German national airline Lufthansa plans to remove six Airbus A380s from their fleet by 2023.
Currently, Lufthansa operates 14 Airbus A380s and is, like other airlines, gradually replacing them with more fuel-efficient twinjet planes.
On March 13th, 2019 the Supervisory Board of Deutsche Lufthansa AG approved the purchase of 20 Boeing 787-9s and 20 Airbus A350-900s.
Lufthansa to retire all four-engine jets
These new deliveries will replace all the four-engine aircraft that Lufthansa operates on their long-haul routes.
By introducing these fuel-efficient twin-engine planes, Lufthansa is expecting to see a significant reduction in operating costs. The new aircraft are due for delivery between late 2022 and 2027.
In its recently issued second-quarter earnings report Lufthansa said that six of its fleet of 14 Airbus A380s would be sold back to the European planemaker between 2022 and 2023.
Air France is also getting rid of its A380s
Previously, Air France had planned to go the Lufthansa route and gradually replace the A380s in its fleet.
Now, under the banner of fleet simplification, Air France plans to retire all 10 of its A380s by 2022. Air France said the decision to retire the planes sooner was that it is difficult to find profitable routes to put them on according to website One Mile at a Time.
Along with the high operational costs and increasing maintenance expenses, it didn’t make sense to keep flying them when compared to the savings a new twin-engine widebody would bring.
Another point of contention against Air Frances A380s is that they do not have lie-flat business class seats. This lets down the product in comparison to competitors offerings. Add to this a cabin desperately in need of a makeover and all of a sudden you have a huge expense on your hands for a plane you were already intending to phase out.
While Air France-KLM is deciding on what plane will replace the A380, I would hazard a guess that they will go the same route as Lufthansa. Lufthansa already has its replacements on order, that include both the Boeing 787-9 Dreamliner and the A350-900.
When did it start to go wrong for the Airbus A380?
Hailed as being the future of travel when it debuted in 2007, the Airbus A380 will now go down in aviation history as one of the shortest-lived models ever built.

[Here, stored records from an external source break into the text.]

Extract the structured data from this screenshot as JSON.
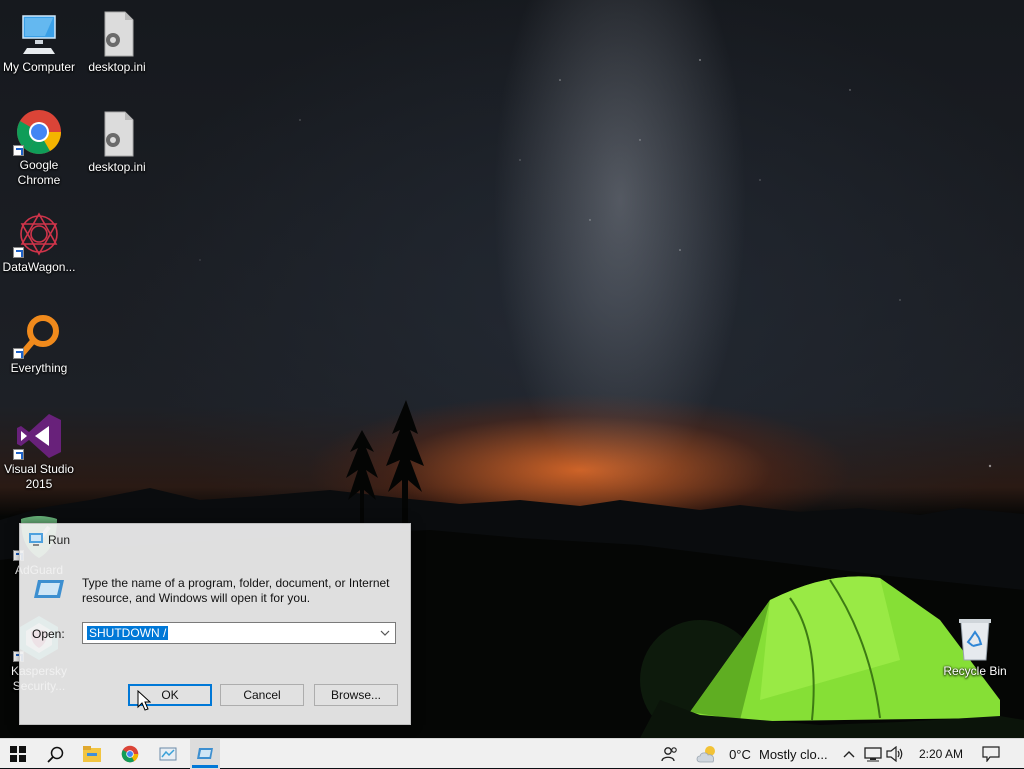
{
  "desktop": {
    "icons": [
      {
        "label": "My Computer",
        "icon": "computer-icon",
        "shortcut": false
      },
      {
        "label": "desktop.ini",
        "icon": "settings-file-icon",
        "shortcut": false
      },
      {
        "label": "Google Chrome",
        "icon": "chrome-icon",
        "shortcut": true
      },
      {
        "label": "desktop.ini",
        "icon": "settings-file-icon",
        "shortcut": false
      },
      {
        "label": "DataWagon...",
        "icon": "datawagon-icon",
        "shortcut": true
      },
      {
        "label": "Everything",
        "icon": "everything-search-icon",
        "shortcut": true
      },
      {
        "label": "Visual Studio 2015",
        "icon": "visual-studio-icon",
        "shortcut": true
      },
      {
        "label": "AdGuard",
        "icon": "adguard-shield-icon",
        "shortcut": true
      },
      {
        "label": "Kaspersky Security...",
        "icon": "kaspersky-icon",
        "shortcut": true
      },
      {
        "label": "Recycle Bin",
        "icon": "recycle-bin-icon",
        "shortcut": false
      }
    ]
  },
  "run_dialog": {
    "title": "Run",
    "description": "Type the name of a program, folder, document, or Internet resource, and Windows will open it for you.",
    "open_label": "Open:",
    "open_value": "SHUTDOWN /",
    "ok_label": "OK",
    "cancel_label": "Cancel",
    "browse_label": "Browse..."
  },
  "taskbar": {
    "start_icon": "windows-logo-icon",
    "search_icon": "search-icon",
    "pinned": [
      "file-explorer-icon",
      "chrome-icon",
      "control-panel-icon",
      "run-dialog-icon"
    ],
    "people_icon": "people-icon",
    "weather_temp": "0°C",
    "weather_text": "Mostly clo...",
    "tray_icons": [
      "chevron-up-icon",
      "network-icon",
      "volume-icon"
    ],
    "clock": "2:20 AM",
    "notification_icon": "action-center-icon"
  },
  "colors": {
    "accent": "#0078d7",
    "taskbar_bg": "#f0f0f0",
    "tent_green": "#8fe63a",
    "horizon_orange": "#e8702a"
  }
}
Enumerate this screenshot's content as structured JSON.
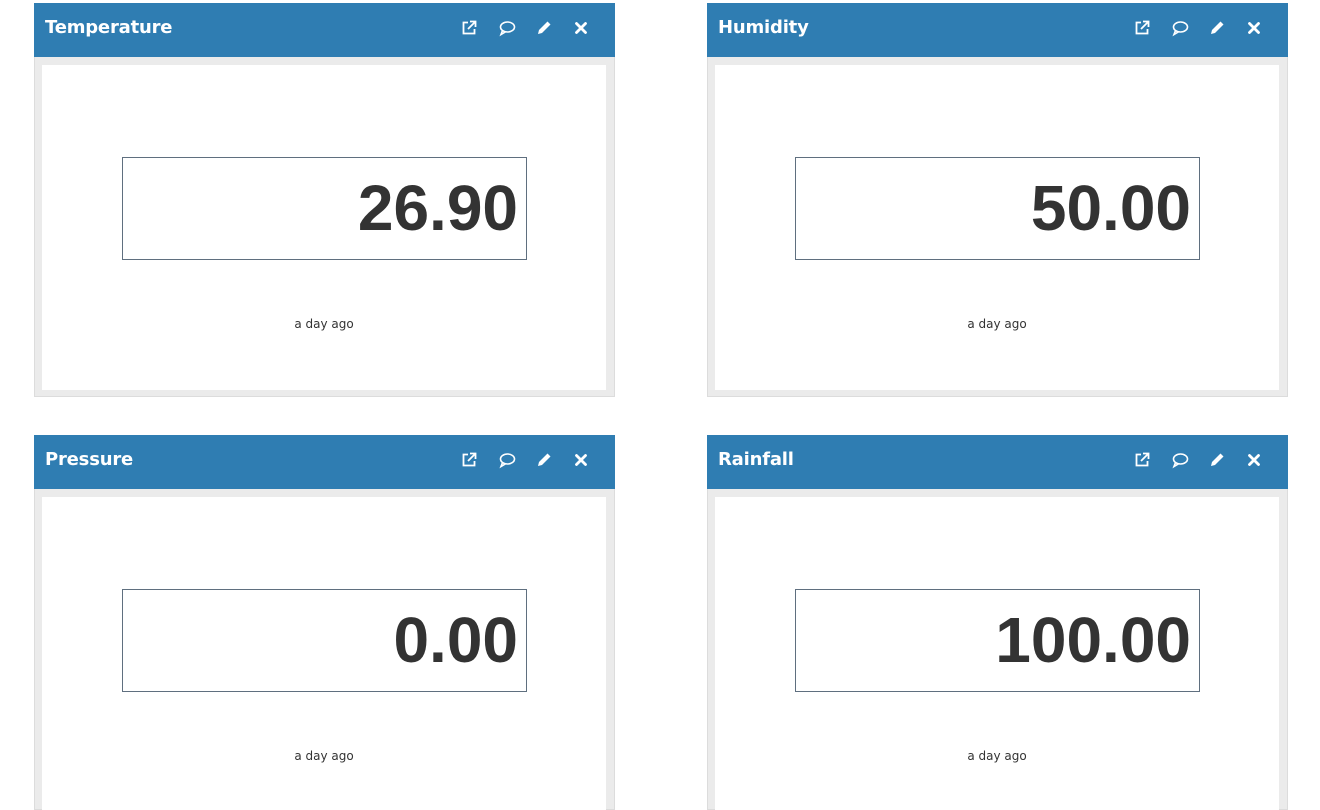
{
  "widgets": [
    {
      "title": "Temperature",
      "value": "26.90",
      "updated": "a day ago"
    },
    {
      "title": "Humidity",
      "value": "50.00",
      "updated": "a day ago"
    },
    {
      "title": "Pressure",
      "value": "0.00",
      "updated": "a day ago"
    },
    {
      "title": "Rainfall",
      "value": "100.00",
      "updated": "a day ago"
    }
  ],
  "icons": {
    "popout": "external-link-icon",
    "comment": "comment-icon",
    "edit": "pencil-icon",
    "close": "close-icon"
  },
  "colors": {
    "header": "#2f7db2",
    "header_text": "#ffffff",
    "value_text": "#333333",
    "panel_frame": "#ebebeb",
    "value_border": "#5f6f7f"
  }
}
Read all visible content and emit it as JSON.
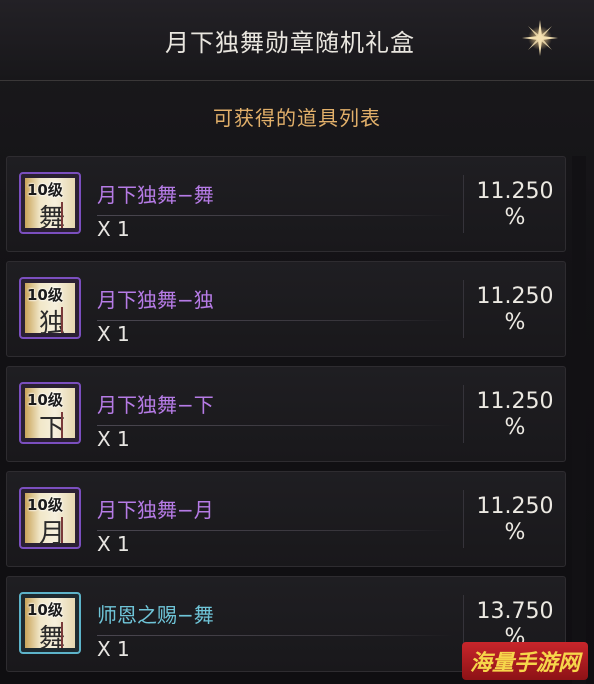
{
  "window": {
    "title": "月下独舞勋章随机礼盒",
    "close_icon": "close-star-icon"
  },
  "subheader": "可获得的道具列表",
  "items": [
    {
      "name": "月下独舞−舞",
      "qty": "X 1",
      "prob_value": "11.250",
      "prob_unit": "%",
      "level": "10级",
      "char": "舞",
      "rarity": "purple"
    },
    {
      "name": "月下独舞−独",
      "qty": "X 1",
      "prob_value": "11.250",
      "prob_unit": "%",
      "level": "10级",
      "char": "独",
      "rarity": "purple"
    },
    {
      "name": "月下独舞−下",
      "qty": "X 1",
      "prob_value": "11.250",
      "prob_unit": "%",
      "level": "10级",
      "char": "下",
      "rarity": "purple"
    },
    {
      "name": "月下独舞−月",
      "qty": "X 1",
      "prob_value": "11.250",
      "prob_unit": "%",
      "level": "10级",
      "char": "月",
      "rarity": "purple"
    },
    {
      "name": "师恩之赐−舞",
      "qty": "X 1",
      "prob_value": "13.750",
      "prob_unit": "%",
      "level": "10级",
      "char": "舞",
      "rarity": "blue"
    }
  ],
  "colors": {
    "purple_name": "#b67be6",
    "blue_name": "#6fc5d8",
    "header_gold": "#e2b06a"
  },
  "watermark": "海量手游网"
}
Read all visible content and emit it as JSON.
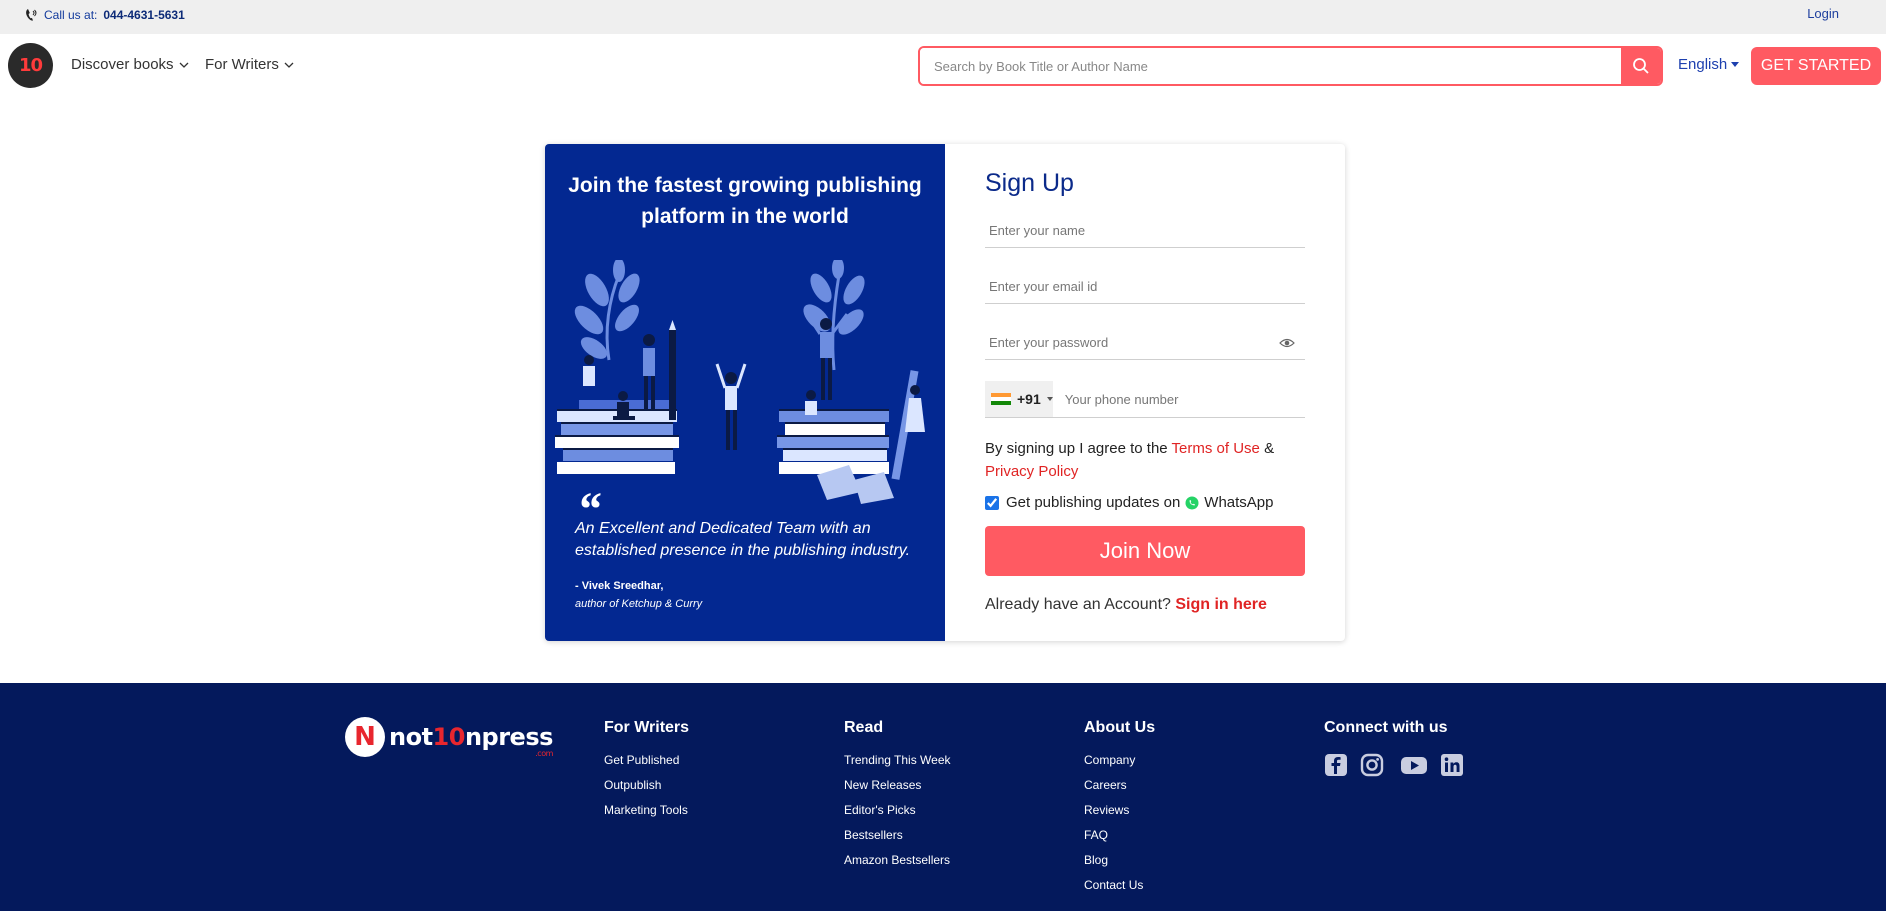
{
  "topbar": {
    "call_prefix": "Call us at:",
    "call_number": "044-4631-5631",
    "login": "Login"
  },
  "header": {
    "logo_text": "10",
    "nav": [
      {
        "label": "Discover books"
      },
      {
        "label": "For Writers"
      }
    ],
    "search_placeholder": "Search by Book Title or Author Name",
    "language": "English",
    "cta": "GET STARTED"
  },
  "promo": {
    "heading": "Join the fastest growing publishing platform in the world",
    "quote_mark": "“",
    "quote": "An Excellent and Dedicated Team with an established presence in the publishing industry.",
    "author": "- Vivek Sreedhar,",
    "book": "author of Ketchup & Curry"
  },
  "signup": {
    "title": "Sign Up",
    "name_placeholder": "Enter your name",
    "email_placeholder": "Enter your email id",
    "password_placeholder": "Enter your password",
    "country_code": "+91",
    "phone_placeholder": "Your phone number",
    "agree_prefix": "By signing up I agree to the",
    "terms": "Terms of Use",
    "amp": "&",
    "privacy": "Privacy Policy",
    "whatsapp_prefix": "Get publishing updates on",
    "whatsapp": "WhatsApp",
    "whatsapp_checked": true,
    "submit": "Join Now",
    "have_account": "Already have an Account?",
    "signin": "Sign in here"
  },
  "footer": {
    "logo": {
      "part1": "not",
      "part2": "10",
      "part3": "npress",
      "tld": ".com"
    },
    "columns": [
      {
        "title": "For Writers",
        "links": [
          "Get Published",
          "Outpublish",
          "Marketing Tools"
        ]
      },
      {
        "title": "Read",
        "links": [
          "Trending This Week",
          "New Releases",
          "Editor's Picks",
          "Bestsellers",
          "Amazon Bestsellers"
        ]
      },
      {
        "title": "About Us",
        "links": [
          "Company",
          "Careers",
          "Reviews",
          "FAQ",
          "Blog",
          "Contact Us"
        ]
      }
    ],
    "connect_title": "Connect with us",
    "social": [
      "facebook-icon",
      "instagram-icon",
      "youtube-icon",
      "linkedin-icon"
    ]
  },
  "colors": {
    "accent": "#ff5a62",
    "navy": "#032891",
    "footer": "#04195c",
    "link_red": "#e02424"
  }
}
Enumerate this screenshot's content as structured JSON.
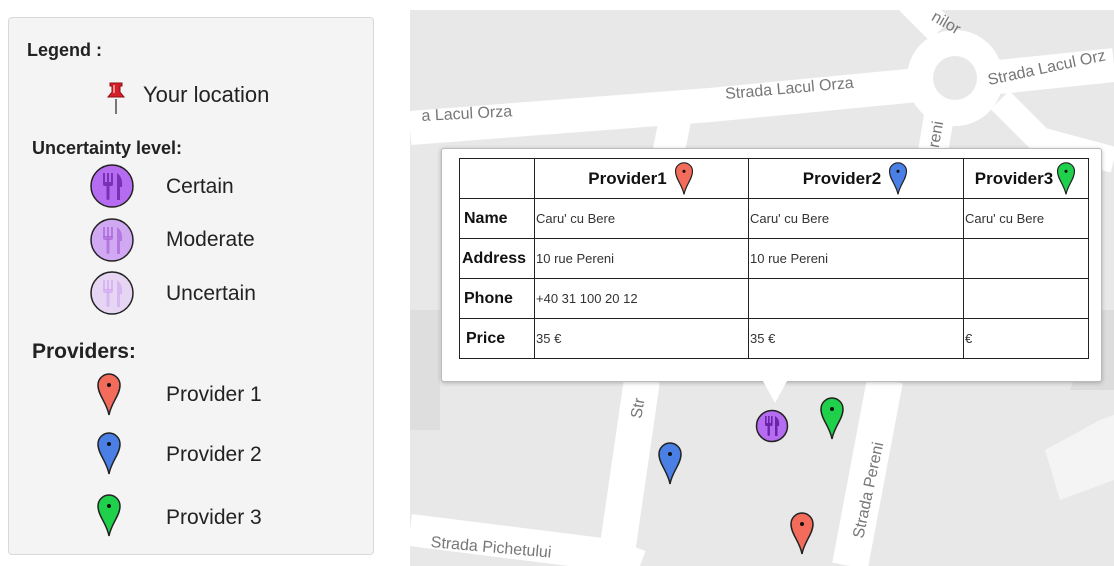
{
  "legend": {
    "title": "Legend :",
    "your_location": "Your location",
    "uncertainty_title": "Uncertainty level:",
    "uncertainty_levels": [
      {
        "label": "Certain",
        "opacity": 1.0
      },
      {
        "label": "Moderate",
        "opacity": 0.55
      },
      {
        "label": "Uncertain",
        "opacity": 0.25
      }
    ],
    "providers_title": "Providers:",
    "providers": [
      {
        "label": "Provider 1",
        "color": "#f26b5b"
      },
      {
        "label": "Provider 2",
        "color": "#4a7fe6"
      },
      {
        "label": "Provider 3",
        "color": "#1fd14a"
      }
    ]
  },
  "map": {
    "streets": {
      "lacul_orza_left": "a Lacul Orza",
      "lacul_orza_mid": "Strada Lacul Orza",
      "lacul_orza_right": "Strada Lacul Orz",
      "pereni_top": "ereni",
      "milor": "nilor",
      "str_fragment": "Str",
      "pereni_bottom": "Strada Pereni",
      "pichetului": "Strada Pichetului"
    }
  },
  "popup": {
    "headers": [
      "",
      "Provider1",
      "Provider2",
      "Provider3"
    ],
    "rows": [
      {
        "label": "Name",
        "values": [
          "Caru' cu Bere",
          "Caru' cu Bere",
          "Caru' cu Bere"
        ]
      },
      {
        "label": "Address",
        "values": [
          "10 rue Pereni",
          "10 rue Pereni",
          ""
        ]
      },
      {
        "label": "Phone",
        "values": [
          "+40 31 100 20 12",
          "",
          ""
        ]
      },
      {
        "label": "Price",
        "values": [
          "35 €",
          "35 €",
          "€"
        ]
      }
    ]
  },
  "colors": {
    "provider1": "#f26b5b",
    "provider2": "#4a7fe6",
    "provider3": "#1fd14a",
    "cluster": "#b56cf0"
  },
  "icons": {
    "location": "pushpin-icon",
    "restaurant": "fork-knife-icon",
    "provider": "map-marker-icon"
  }
}
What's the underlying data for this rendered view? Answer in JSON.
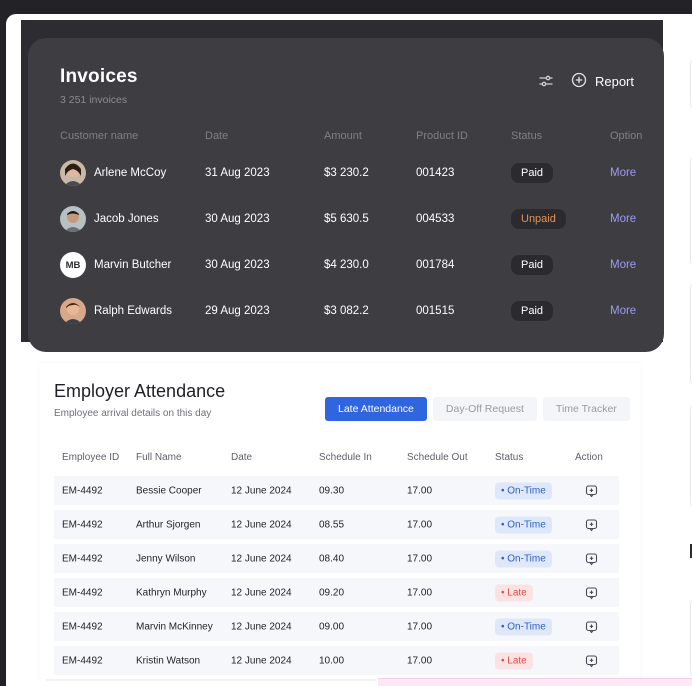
{
  "invoices": {
    "title": "Invoices",
    "subtitle": "3 251 invoices",
    "report_label": "Report",
    "columns": [
      "Customer name",
      "Date",
      "Amount",
      "Product ID",
      "Status",
      "Option"
    ],
    "rows": [
      {
        "name": "Arlene McCoy",
        "avatar": "photo-avatar",
        "date": "31 Aug 2023",
        "amount": "$3 230.2",
        "product": "001423",
        "status": "Paid",
        "option": "More"
      },
      {
        "name": "Jacob Jones",
        "avatar": "photo-avatar",
        "date": "30 Aug 2023",
        "amount": "$5 630.5",
        "product": "004533",
        "status": "Unpaid",
        "option": "More"
      },
      {
        "name": "Marvin Butcher",
        "avatar": "MB",
        "date": "30 Aug 2023",
        "amount": "$4 230.0",
        "product": "001784",
        "status": "Paid",
        "option": "More"
      },
      {
        "name": "Ralph Edwards",
        "avatar": "photo-avatar",
        "date": "29 Aug 2023",
        "amount": "$3 082.2",
        "product": "001515",
        "status": "Paid",
        "option": "More"
      }
    ],
    "colors": {
      "card": "#3d3d42",
      "link": "#9b9bf6",
      "unpaid": "#e0945a"
    }
  },
  "attendance": {
    "title": "Employer Attendance",
    "subtitle": "Employee arrival details on this day",
    "tabs": [
      "Late Attendance",
      "Day-Off Request",
      "Time Tracker"
    ],
    "active_tab": "Late Attendance",
    "columns": [
      "Employee ID",
      "Full Name",
      "Date",
      "Schedule In",
      "Schedule Out",
      "Status",
      "Action"
    ],
    "rows": [
      {
        "id": "EM-4492",
        "name": "Bessie Cooper",
        "date": "12 June 2024",
        "in": "09.30",
        "out": "17.00",
        "status": "• On-Time"
      },
      {
        "id": "EM-4492",
        "name": "Arthur Sjorgen",
        "date": "12 June 2024",
        "in": "08.55",
        "out": "17.00",
        "status": "• On-Time"
      },
      {
        "id": "EM-4492",
        "name": "Jenny Wilson",
        "date": "12 June 2024",
        "in": "08.40",
        "out": "17.00",
        "status": "• On-Time"
      },
      {
        "id": "EM-4492",
        "name": "Kathryn Murphy",
        "date": "12 June 2024",
        "in": "09.20",
        "out": "17.00",
        "status": "• Late"
      },
      {
        "id": "EM-4492",
        "name": "Marvin McKinney",
        "date": "12 June 2024",
        "in": "09.00",
        "out": "17.00",
        "status": "• On-Time"
      },
      {
        "id": "EM-4492",
        "name": "Kristin Watson",
        "date": "12 June 2024",
        "in": "10.00",
        "out": "17.00",
        "status": "• Late"
      }
    ],
    "colors": {
      "accent": "#2f66e0",
      "ontime": "#2f5ec9",
      "late": "#e24d4d"
    }
  }
}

The problem with the A380 lies squarely with Airbus who, in their desire to be different to Boeing, came up with the idea of building a double-decker giant. The way Airbus saw the future of air transportation was based on something that had not yet happened.
The assumption they had was if that air travel would continue to grow at its current doubling every 15 years, airports around the world would not be able to cope with the passenger numbers. By airlines having large aircraft like the A380, they would be able to ease the bottlenecks at airports while also maximizing expensive landing slots.
This prediction, as we know now, never came to fruition leaving airlines like Emirates, Lufthansa, Air France and British Airways with flying hotels that are difficult to sell all the seats on.